|Year of offer||Not available in 2019|
|Subject level||Graduate coursework|
|Fees||Subject EFTSL, Level, Discipline & Census Date|
This subject will focus on some of the major developments in film and screen theory since the turn of the last century. It will critically evaluate some of the key theoretical models that have impacted on the study of cinema and related screen media. The subject will examine the historical development of major theories, including: ideology, psychoanalysis and spectatorship; semiotics, intertextuality and postmodernism; formalism, structuralism and post-structuralism; sense and affect theory; temporality and spatiality; and film history and media archaeology.
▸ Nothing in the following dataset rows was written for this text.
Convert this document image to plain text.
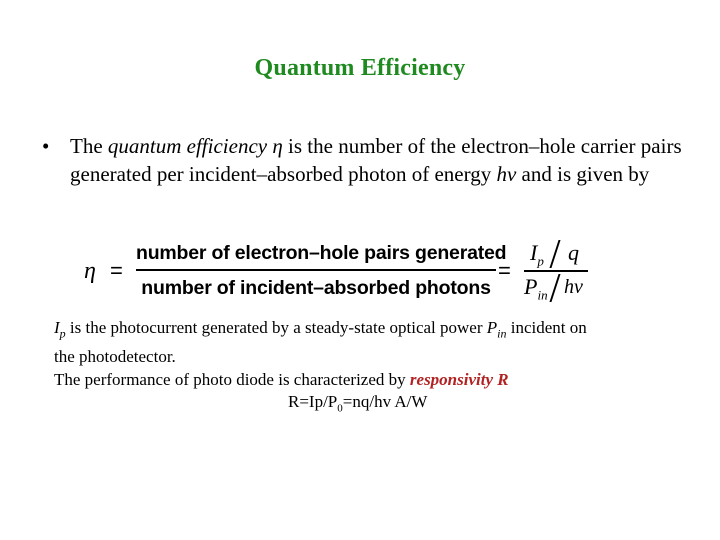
Quantum Efficiency
• The quantum efficiency η is the number of the electron–hole carrier pairs generated per incident–absorbed photon of energy hν and is given by
η =
number of electron–hole pairs generated
number of incident–absorbed photons
=
$I_p$ q
$P_{in}$ hν
$I_p$ is the photocurrent generated by a steady-state optical power $P_{in}$ incident on
the photodetector.
The performance of photo diode is characterized by responsivity R
$R=Ip/P_0=nq/hv$ A/W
Major film theorists to be studied may include: the early writers on film (Sergei Eisenstein, Dziga Vertov, Siegfried Kracauer, Hugo Munsterberg, Maya Deren); the first and second wave of theorists associated with the emergence of film studies at university (Christian Metz, Jean Louis Baudry, Laura Mulvey, Jean Louis Comolli and Jean Narboni, Christine Gledhill, Teresa de Lauretis, Stephen Heath); and some of the next generation of film scholars who followed (Mary Anne Doane, D.N.Rodowick, Miriam Hansen, Noel Carroll, Giulana Bruno, Vivian Sobchack, Laura U. Marks, Tom Gunning). Interdisciplinarity is at the core of screen theory and, as such, this subject will also examine the work of critical theorists who impacted on developments in screen theory, including Roland Barthes, Claude Levi-Strauss, Julia Kristeva, Louis Althusser, Jacques Lacan, Fredric Jameson, Jean Baudrillard, Juri Lotman, Mikhail Bakhtin and Gilles Deleuze. This subject will appeal particularly to Screen Studies students who are interested in understanding and exploring some of the main writings and ideas in contemporary and past screen theories, and considering their practical application to the analysis of film and related screen media forms.
Intended learning outcomes
On successful completion of this subject, students should have:
- enhanced knowledge of the topic or area of scholarship taught in the module; and
- an ability to reflect upon their own research work in relation to the content of the module; and
- enhanced engagement with leading-edge research in Arts today.
The subjects will contribute, through teaching and discussion with academic staff and peers, to developing the skills and capacities identified in the University-defined Graduate Attributes for the PhD, in particular:
- the capacity to contextualise research within an international corpus of specialist knowledge;
- an advanced ability to evaluate and synthesise research-based and scholarly literature; and
- an advanced understanding of key disciplinary and multi-disciplinary norms and perspectives relevant to the field.